We're home again from our Williamsburg adventure. This was the best needlework-related trip there that I have made, and since I've been attending two stitching events a year in Williamsburg for about ten years, that's quite a statement.
When last I wrote, I had spent an afternoon working on the Jamestown Jacket with other members of the group. Later on, we went out for dinner together, with great stories told and lots of laughter.
The next morning, we had the opportunity to have a special tour of the current textile exhibit at DeWitt Wallace. Our docent gave us an overview of "Threads of Feeling" which includes some of the record books of the Foundling Hospital in London. Mothers left their babies there when they were no longer able to care for their infants, and they frequently left small tokens to identify their children if they were able to reclaim them (and I think there were fewer than 200 who were reclaimed). Sometimes these tokens were bits of fabric or ribbon or embroidery. These textiles would have come from the poorest inhabitants of the city and are almost never preserved; they normally would have been worn out and discarded while the clothing and other fabrics associated with the middling and upper classes might be preserved. Consequently, this resource gives the textile historian insights that otherwise could not happen. That fact is overshadowed by the poignancy of the stories told about the children and their mothers who could not care for them and who were attempting to give them literally a chance to live.

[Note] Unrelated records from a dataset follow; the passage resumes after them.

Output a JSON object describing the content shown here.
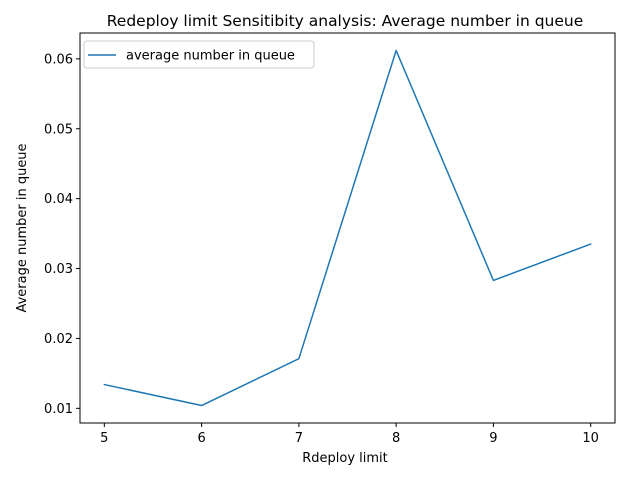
{
  "chart_data": {
    "type": "line",
    "title": "Redeploy limit Sensitibity analysis: Average number in queue",
    "xlabel": "Rdeploy limit",
    "ylabel": "Average number in queue",
    "x": [
      5,
      6,
      7,
      8,
      9,
      10
    ],
    "series": [
      {
        "name": "average number in queue",
        "values": [
          0.0134,
          0.0104,
          0.0171,
          0.0612,
          0.0283,
          0.0335
        ],
        "color": "#1f77b4"
      }
    ],
    "xlim": [
      4.75,
      10.25
    ],
    "ylim": [
      0.0079,
      0.0637
    ],
    "xticks": [
      5,
      6,
      7,
      8,
      9,
      10
    ],
    "xtick_labels": [
      "5",
      "6",
      "7",
      "8",
      "9",
      "10"
    ],
    "yticks": [
      0.01,
      0.02,
      0.03,
      0.04,
      0.05,
      0.06
    ],
    "ytick_labels": [
      "0.01",
      "0.02",
      "0.03",
      "0.04",
      "0.05",
      "0.06"
    ],
    "grid": false,
    "legend": "upper-left"
  }
}
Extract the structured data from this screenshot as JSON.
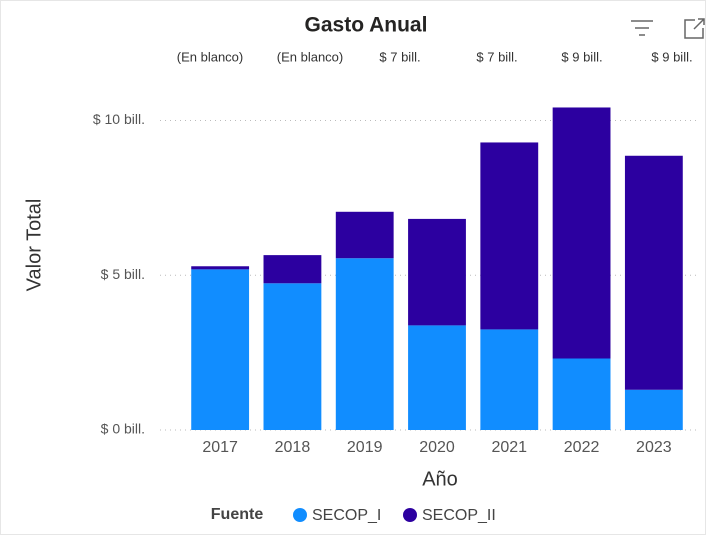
{
  "chart_data": {
    "type": "stacked_bar",
    "title": "Gasto Anual",
    "annotations": [
      "(En blanco)",
      "(En blanco)",
      "$ 7 bill.",
      "$ 7 bill.",
      "$ 9 bill.",
      "$ 9 bill."
    ],
    "categories": [
      "2017",
      "2018",
      "2019",
      "2020",
      "2021",
      "2022",
      "2023"
    ],
    "series": [
      {
        "name": "SECOP_I",
        "color": "#118dff",
        "values": [
          5.19,
          4.74,
          5.55,
          3.38,
          3.25,
          2.31,
          1.3
        ]
      },
      {
        "name": "SECOP_II",
        "color": "#2c00a0",
        "values": [
          0.1,
          0.91,
          1.5,
          3.44,
          6.04,
          8.11,
          7.56
        ]
      }
    ],
    "ylim": [
      0,
      10.5
    ],
    "yticks": [
      {
        "value": 0,
        "label": "$ 0 bill."
      },
      {
        "value": 5,
        "label": "$ 5 bill."
      },
      {
        "value": 10,
        "label": "$ 10 bill."
      }
    ],
    "grid": true,
    "xlabel": "Año",
    "ylabel": "Valor Total",
    "legend_title": "Fuente"
  }
}
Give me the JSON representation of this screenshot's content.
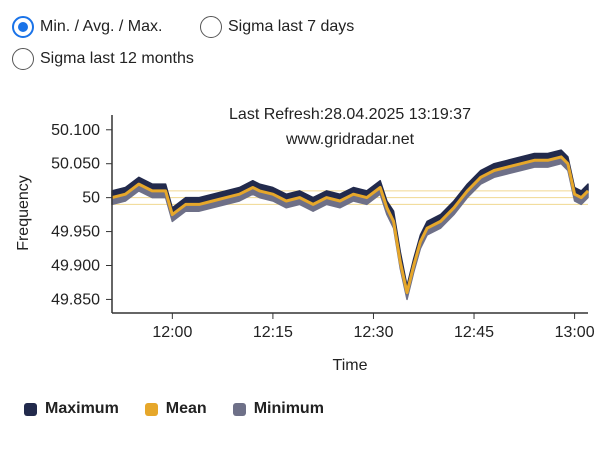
{
  "options": [
    {
      "label": "Min. / Avg. / Max.",
      "selected": true
    },
    {
      "label": "Sigma last 7 days",
      "selected": false
    },
    {
      "label": "Sigma last 12 months",
      "selected": false
    }
  ],
  "colors": {
    "maximum": "#222a4c",
    "mean": "#e6a72a",
    "minimum": "#6e7088",
    "sigma_lines": "#f0d890",
    "radio_selected": "#1a73e8"
  },
  "chart_data": {
    "type": "area",
    "title": "Last Refresh:28.04.2025 13:19:37",
    "subtitle": "www.gridradar.net",
    "xlabel": "Time",
    "ylabel": "Frequency",
    "xlim": [
      "11:51",
      "13:02"
    ],
    "ylim": [
      49.83,
      50.11
    ],
    "x_ticks": [
      "12:00",
      "12:15",
      "12:30",
      "12:45",
      "13:00"
    ],
    "y_ticks": [
      {
        "value": 50.1,
        "label": "50.100"
      },
      {
        "value": 50.05,
        "label": "50.050"
      },
      {
        "value": 50.0,
        "label": "50"
      },
      {
        "value": 49.95,
        "label": "49.950"
      },
      {
        "value": 49.9,
        "label": "49.900"
      },
      {
        "value": 49.85,
        "label": "49.850"
      }
    ],
    "reference_lines": [
      50.01,
      50.0,
      49.99
    ],
    "x": [
      "11:51",
      "11:53",
      "11:55",
      "11:57",
      "11:59",
      "12:00",
      "12:02",
      "12:04",
      "12:06",
      "12:08",
      "12:10",
      "12:12",
      "12:13",
      "12:15",
      "12:17",
      "12:19",
      "12:21",
      "12:23",
      "12:25",
      "12:27",
      "12:29",
      "12:31",
      "12:32",
      "12:33",
      "12:34",
      "12:35",
      "12:36",
      "12:37",
      "12:38",
      "12:40",
      "12:42",
      "12:44",
      "12:46",
      "12:48",
      "12:50",
      "12:52",
      "12:54",
      "12:56",
      "12:58",
      "12:59",
      "13:00",
      "13:01",
      "13:02"
    ],
    "series": [
      {
        "name": "Maximum",
        "values": [
          50.01,
          50.015,
          50.03,
          50.02,
          50.02,
          49.985,
          50.0,
          50.0,
          50.005,
          50.01,
          50.015,
          50.025,
          50.02,
          50.015,
          50.005,
          50.01,
          50.0,
          50.01,
          50.005,
          50.015,
          50.01,
          50.025,
          49.995,
          49.98,
          49.92,
          49.87,
          49.91,
          49.945,
          49.965,
          49.975,
          49.995,
          50.02,
          50.04,
          50.05,
          50.055,
          50.06,
          50.065,
          50.065,
          50.07,
          50.06,
          50.015,
          50.01,
          50.02
        ]
      },
      {
        "name": "Mean",
        "values": [
          50.0,
          50.005,
          50.02,
          50.01,
          50.01,
          49.975,
          49.99,
          49.99,
          49.995,
          50.0,
          50.005,
          50.015,
          50.01,
          50.005,
          49.995,
          50.0,
          49.99,
          50.0,
          49.995,
          50.005,
          50.0,
          50.015,
          49.985,
          49.965,
          49.905,
          49.86,
          49.9,
          49.935,
          49.955,
          49.965,
          49.985,
          50.01,
          50.03,
          50.04,
          50.045,
          50.05,
          50.055,
          50.055,
          50.06,
          50.05,
          50.005,
          50.0,
          50.01
        ]
      },
      {
        "name": "Minimum",
        "values": [
          49.99,
          49.995,
          50.01,
          50.0,
          50.0,
          49.965,
          49.98,
          49.98,
          49.985,
          49.99,
          49.995,
          50.005,
          50.0,
          49.995,
          49.985,
          49.99,
          49.98,
          49.99,
          49.985,
          49.995,
          49.99,
          50.005,
          49.975,
          49.955,
          49.895,
          49.85,
          49.89,
          49.925,
          49.945,
          49.955,
          49.975,
          50.0,
          50.02,
          50.03,
          50.035,
          50.04,
          50.045,
          50.045,
          50.05,
          50.04,
          49.995,
          49.99,
          50.0
        ]
      }
    ],
    "legend_position": "bottom-left",
    "grid": false
  }
}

And, yes, there is a book about the exhibit.
We also had a chance to see the contents of the drawers which are usually locked. Yes, there are samplers. Yes, we clustered around them, discussing the design elements of each. Yes, we found quite a few we wish were reproduced so that we could stitch our own. And yes, we identified the ones that had been reproduced that we have in our stashes. Some of them are actually stitched, framed and hanging on our walls.

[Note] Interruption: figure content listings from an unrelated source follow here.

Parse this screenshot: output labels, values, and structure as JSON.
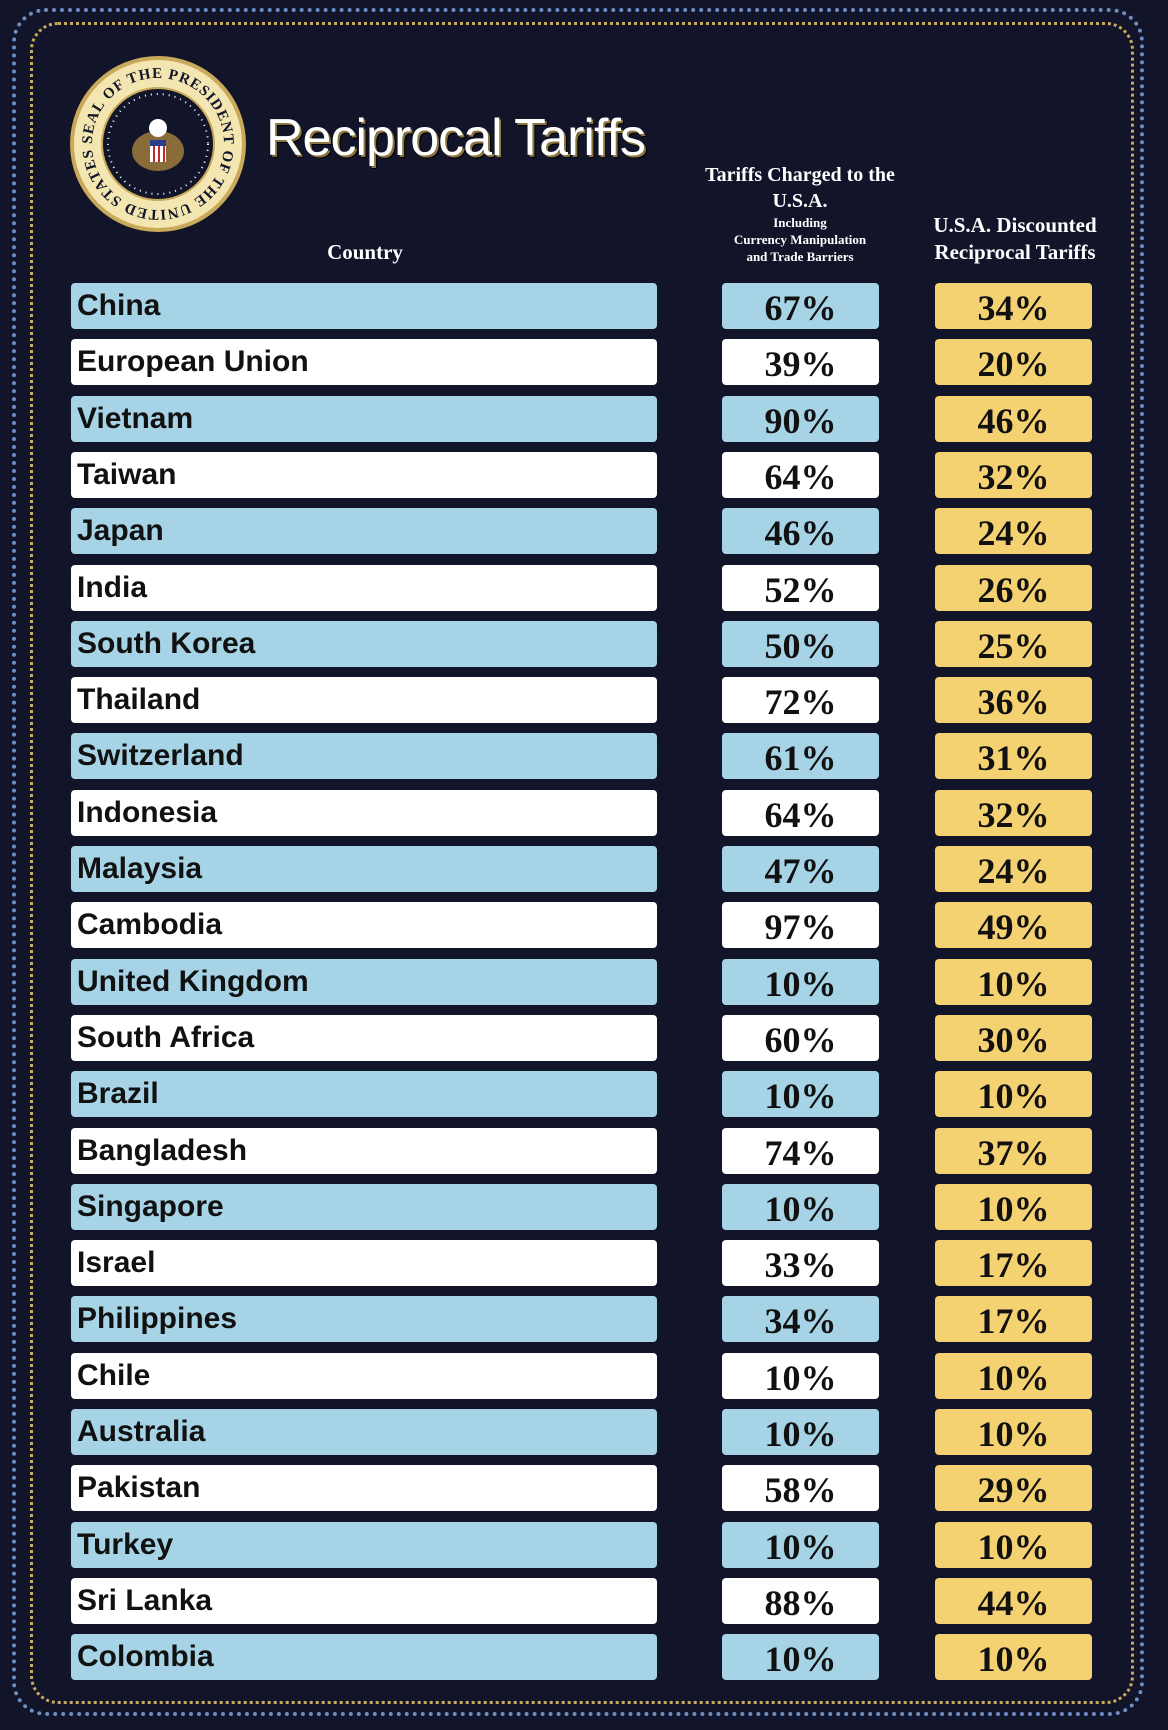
{
  "header": {
    "title": "Reciprocal Tariffs",
    "seal_text": "SEAL OF THE PRESIDENT OF THE UNITED STATES",
    "col_country": "Country",
    "col_charged_main": "Tariffs Charged to the U.S.A.",
    "col_charged_sub1": "Including",
    "col_charged_sub2": "Currency Manipulation",
    "col_charged_sub3": "and Trade Barriers",
    "col_discounted_line1": "U.S.A. Discounted",
    "col_discounted_line2": "Reciprocal Tariffs"
  },
  "colors": {
    "background": "#12152a",
    "row_blue": "#a6d3e6",
    "row_white": "#ffffff",
    "discount_gold": "#f4d271"
  },
  "rows": [
    {
      "country": "China",
      "charged": "67%",
      "discounted": "34%"
    },
    {
      "country": "European Union",
      "charged": "39%",
      "discounted": "20%"
    },
    {
      "country": "Vietnam",
      "charged": "90%",
      "discounted": "46%"
    },
    {
      "country": "Taiwan",
      "charged": "64%",
      "discounted": "32%"
    },
    {
      "country": "Japan",
      "charged": "46%",
      "discounted": "24%"
    },
    {
      "country": "India",
      "charged": "52%",
      "discounted": "26%"
    },
    {
      "country": "South Korea",
      "charged": "50%",
      "discounted": "25%"
    },
    {
      "country": "Thailand",
      "charged": "72%",
      "discounted": "36%"
    },
    {
      "country": "Switzerland",
      "charged": "61%",
      "discounted": "31%"
    },
    {
      "country": "Indonesia",
      "charged": "64%",
      "discounted": "32%"
    },
    {
      "country": "Malaysia",
      "charged": "47%",
      "discounted": "24%"
    },
    {
      "country": "Cambodia",
      "charged": "97%",
      "discounted": "49%"
    },
    {
      "country": "United Kingdom",
      "charged": "10%",
      "discounted": "10%"
    },
    {
      "country": "South Africa",
      "charged": "60%",
      "discounted": "30%"
    },
    {
      "country": "Brazil",
      "charged": "10%",
      "discounted": "10%"
    },
    {
      "country": "Bangladesh",
      "charged": "74%",
      "discounted": "37%"
    },
    {
      "country": "Singapore",
      "charged": "10%",
      "discounted": "10%"
    },
    {
      "country": "Israel",
      "charged": "33%",
      "discounted": "17%"
    },
    {
      "country": "Philippines",
      "charged": "34%",
      "discounted": "17%"
    },
    {
      "country": "Chile",
      "charged": "10%",
      "discounted": "10%"
    },
    {
      "country": "Australia",
      "charged": "10%",
      "discounted": "10%"
    },
    {
      "country": "Pakistan",
      "charged": "58%",
      "discounted": "29%"
    },
    {
      "country": "Turkey",
      "charged": "10%",
      "discounted": "10%"
    },
    {
      "country": "Sri Lanka",
      "charged": "88%",
      "discounted": "44%"
    },
    {
      "country": "Colombia",
      "charged": "10%",
      "discounted": "10%"
    }
  ]
}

There will also be a book coming out concerning the exhibit on Baltimore Quilts, our next stop at the museum. The colors, the techniques, the expertise of the quilters--and we're talking hand-quilting with minute, perfectly spaced stitches--all were awe-inspiring. Our docent mentioned that there is some evidence that there were kits available for those who wished to make Album Quilts and pointed out a bird motif that appeared on two different quilts hung side-by-side.

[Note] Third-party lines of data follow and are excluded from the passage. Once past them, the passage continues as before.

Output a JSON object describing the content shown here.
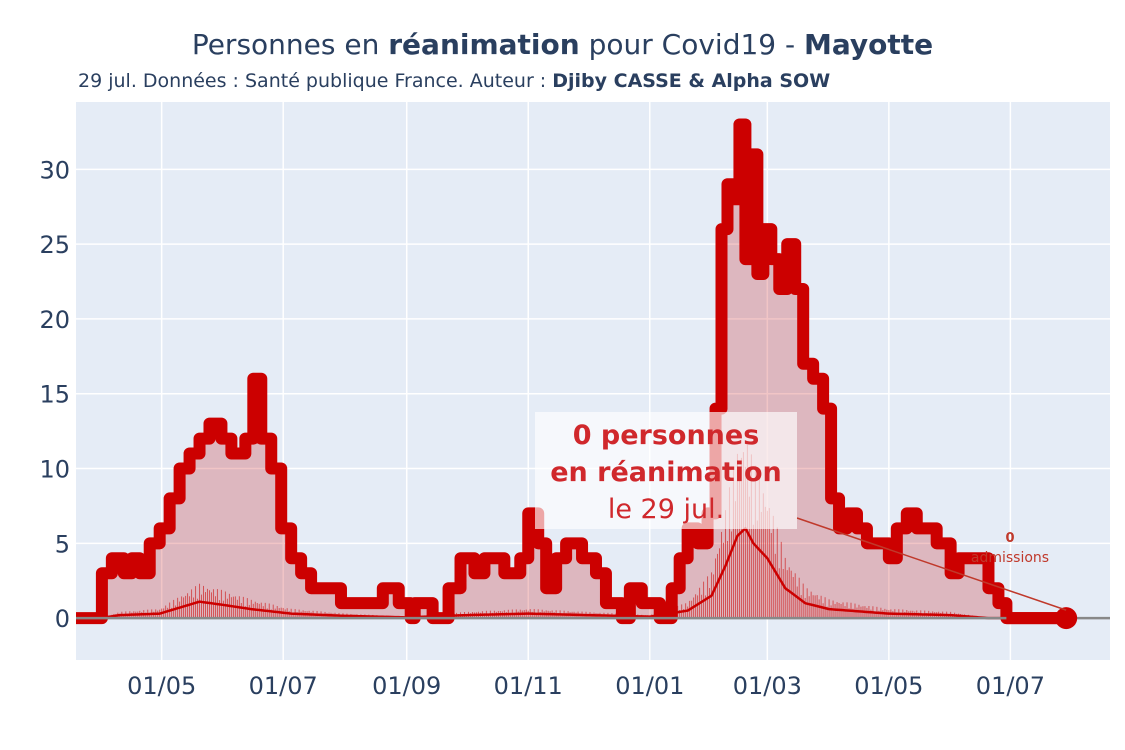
{
  "title": {
    "prefix": "Personnes en ",
    "bold1": "réanimation",
    "middle": " pour Covid19 - ",
    "bold2": "Mayotte"
  },
  "subtitle": {
    "text": "29 jul. Données : Santé publique France. Auteur : ",
    "author": "Djiby CASSE & Alpha SOW"
  },
  "annotation": {
    "line1": "0 personnes",
    "line2": "en réanimation",
    "line3": "le 29 jul.",
    "admissions_value": "0",
    "admissions_label": "admissions"
  },
  "colors": {
    "main_line": "#cc0000",
    "fill": "rgba(201,25,28,0.25)",
    "plot_bg": "#e5ecf6",
    "grid": "#ffffff",
    "zero_line": "#888888",
    "annotation_text": "#d0282c"
  },
  "chart_data": {
    "type": "area",
    "x_start": "2020-03-19",
    "x_end": "2021-07-29",
    "x_range": [
      "2020-03-19",
      "2021-08-20"
    ],
    "ylim": [
      -2.8,
      34.5
    ],
    "yticks": [
      0,
      5,
      10,
      15,
      20,
      25,
      30
    ],
    "xtick_labels": [
      "01/05",
      "01/07",
      "01/09",
      "01/11",
      "01/01",
      "01/03",
      "01/05",
      "01/07"
    ],
    "xtick_dates": [
      "2020-05-01",
      "2020-07-01",
      "2020-09-01",
      "2020-11-01",
      "2021-01-01",
      "2021-03-01",
      "2021-05-01",
      "2021-07-01"
    ],
    "grid": true,
    "series": [
      {
        "role": "reanimation",
        "keypoints": [
          [
            "2020-03-19",
            0
          ],
          [
            "2020-03-31",
            0
          ],
          [
            "2020-04-01",
            3
          ],
          [
            "2020-04-05",
            3
          ],
          [
            "2020-04-06",
            4
          ],
          [
            "2020-04-12",
            3
          ],
          [
            "2020-04-16",
            4
          ],
          [
            "2020-04-20",
            3
          ],
          [
            "2020-04-25",
            5
          ],
          [
            "2020-04-30",
            6
          ],
          [
            "2020-05-05",
            8
          ],
          [
            "2020-05-10",
            10
          ],
          [
            "2020-05-15",
            11
          ],
          [
            "2020-05-20",
            12
          ],
          [
            "2020-05-25",
            13
          ],
          [
            "2020-05-31",
            12
          ],
          [
            "2020-06-05",
            11
          ],
          [
            "2020-06-12",
            12
          ],
          [
            "2020-06-16",
            16
          ],
          [
            "2020-06-20",
            12
          ],
          [
            "2020-06-25",
            10
          ],
          [
            "2020-06-30",
            6
          ],
          [
            "2020-07-05",
            4
          ],
          [
            "2020-07-10",
            3
          ],
          [
            "2020-07-15",
            2
          ],
          [
            "2020-07-25",
            2
          ],
          [
            "2020-07-30",
            1
          ],
          [
            "2020-08-10",
            1
          ],
          [
            "2020-08-20",
            2
          ],
          [
            "2020-08-28",
            1
          ],
          [
            "2020-09-03",
            0
          ],
          [
            "2020-09-05",
            1
          ],
          [
            "2020-09-10",
            1
          ],
          [
            "2020-09-14",
            0
          ],
          [
            "2020-09-20",
            0
          ],
          [
            "2020-09-22",
            2
          ],
          [
            "2020-09-28",
            4
          ],
          [
            "2020-10-05",
            3
          ],
          [
            "2020-10-10",
            4
          ],
          [
            "2020-10-20",
            3
          ],
          [
            "2020-10-28",
            4
          ],
          [
            "2020-11-01",
            7
          ],
          [
            "2020-11-06",
            5
          ],
          [
            "2020-11-10",
            2
          ],
          [
            "2020-11-15",
            4
          ],
          [
            "2020-11-20",
            5
          ],
          [
            "2020-11-28",
            4
          ],
          [
            "2020-12-05",
            3
          ],
          [
            "2020-12-10",
            1
          ],
          [
            "2020-12-18",
            0
          ],
          [
            "2020-12-22",
            2
          ],
          [
            "2020-12-28",
            1
          ],
          [
            "2021-01-03",
            1
          ],
          [
            "2021-01-06",
            0
          ],
          [
            "2021-01-09",
            0
          ],
          [
            "2021-01-12",
            2
          ],
          [
            "2021-01-16",
            4
          ],
          [
            "2021-01-20",
            6
          ],
          [
            "2021-01-25",
            5
          ],
          [
            "2021-01-30",
            7
          ],
          [
            "2021-02-03",
            14
          ],
          [
            "2021-02-06",
            26
          ],
          [
            "2021-02-09",
            29
          ],
          [
            "2021-02-12",
            28
          ],
          [
            "2021-02-15",
            33
          ],
          [
            "2021-02-18",
            24
          ],
          [
            "2021-02-21",
            31
          ],
          [
            "2021-02-24",
            23
          ],
          [
            "2021-02-27",
            26
          ],
          [
            "2021-03-03",
            24
          ],
          [
            "2021-03-07",
            22
          ],
          [
            "2021-03-11",
            25
          ],
          [
            "2021-03-15",
            22
          ],
          [
            "2021-03-19",
            17
          ],
          [
            "2021-03-24",
            16
          ],
          [
            "2021-03-29",
            14
          ],
          [
            "2021-04-02",
            8
          ],
          [
            "2021-04-06",
            6
          ],
          [
            "2021-04-10",
            7
          ],
          [
            "2021-04-15",
            6
          ],
          [
            "2021-04-20",
            5
          ],
          [
            "2021-04-25",
            5
          ],
          [
            "2021-05-01",
            4
          ],
          [
            "2021-05-05",
            6
          ],
          [
            "2021-05-10",
            7
          ],
          [
            "2021-05-15",
            6
          ],
          [
            "2021-05-25",
            5
          ],
          [
            "2021-06-01",
            3
          ],
          [
            "2021-06-05",
            4
          ],
          [
            "2021-06-15",
            4
          ],
          [
            "2021-06-20",
            2
          ],
          [
            "2021-06-25",
            1
          ],
          [
            "2021-06-29",
            0
          ],
          [
            "2021-07-29",
            0
          ]
        ]
      },
      {
        "role": "admissions_7day_average",
        "keypoints": [
          [
            "2020-03-19",
            0
          ],
          [
            "2020-03-31",
            0
          ],
          [
            "2020-04-10",
            0.2
          ],
          [
            "2020-04-30",
            0.3
          ],
          [
            "2020-05-10",
            0.7
          ],
          [
            "2020-05-20",
            1.1
          ],
          [
            "2020-05-31",
            0.9
          ],
          [
            "2020-06-15",
            0.6
          ],
          [
            "2020-07-05",
            0.3
          ],
          [
            "2020-08-01",
            0.15
          ],
          [
            "2020-09-01",
            0.05
          ],
          [
            "2020-10-01",
            0.2
          ],
          [
            "2020-11-01",
            0.3
          ],
          [
            "2020-12-01",
            0.2
          ],
          [
            "2021-01-01",
            0.1
          ],
          [
            "2021-01-20",
            0.5
          ],
          [
            "2021-02-01",
            1.5
          ],
          [
            "2021-02-08",
            3.5
          ],
          [
            "2021-02-14",
            5.5
          ],
          [
            "2021-02-18",
            6
          ],
          [
            "2021-02-22",
            5
          ],
          [
            "2021-03-01",
            4
          ],
          [
            "2021-03-10",
            2
          ],
          [
            "2021-03-20",
            1
          ],
          [
            "2021-04-01",
            0.6
          ],
          [
            "2021-05-01",
            0.3
          ],
          [
            "2021-06-01",
            0.2
          ],
          [
            "2021-06-20",
            0
          ],
          [
            "2021-07-29",
            0
          ]
        ]
      }
    ]
  }
}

And then we adjourned to the Education Center, where Christina, our lovely docent, had provided the wherewithal to make our own sewing rolls. Mine has reached this state:
I still have the final sewing to do, hence the pins. The fabrics are all reproduction Williamsburg prints--and there are enough pieces provided to make another roll--or maybe even a bag to carry the roll in. I'm considering . . .
Once back from this excursion, Dearly Beloved and I strolled to one of our favorite restaurants for lunch, then tottered and lurched back. He went back to the room to take a nap. I went to the stitching room to stitch.
I took three of the larger projects from the Ridiculously Overly Ambitious List to work on during the retreat. Did I stick a needle into any one of them? Nope. I started a Christmas ornament. This is the progress:
Other than the Jamestown Jacket, this is the most stitching I managed to accomplish. However, the next day, our Fearless Leader of the Cabinet of Curiosities online class, Tricia Nguyen, led us through the lining of our trinket boxes. Keep in mind that I flunked gluing in kindergarten. Remember that I am also a klutz of the first magnitude. Despite all that, look at this!
I did this! And I didn't stick anything permanently to myself or to anyone else!
Then came one of the highlights of the whole event. One of the group had prepared a presentation showing highlights of stumpwork pieces in the Burrell, with commentary. I think I could have watched and listened to it three more times and not completely taken everything in--beautiful close-up shots of exquisite 17th century needlework, insights into the working of the pieces, and encouragement to "think outside the box" when doing our own work.
All I want to do now is stitch. And all I want to stitch is stuff that could have been stitched in the 17th century. And luckily, the first class from the Cabinet of Curiosities Class, part II, has been posted. It's as close to a time machine as I can get, and I'm getting in it and taking off.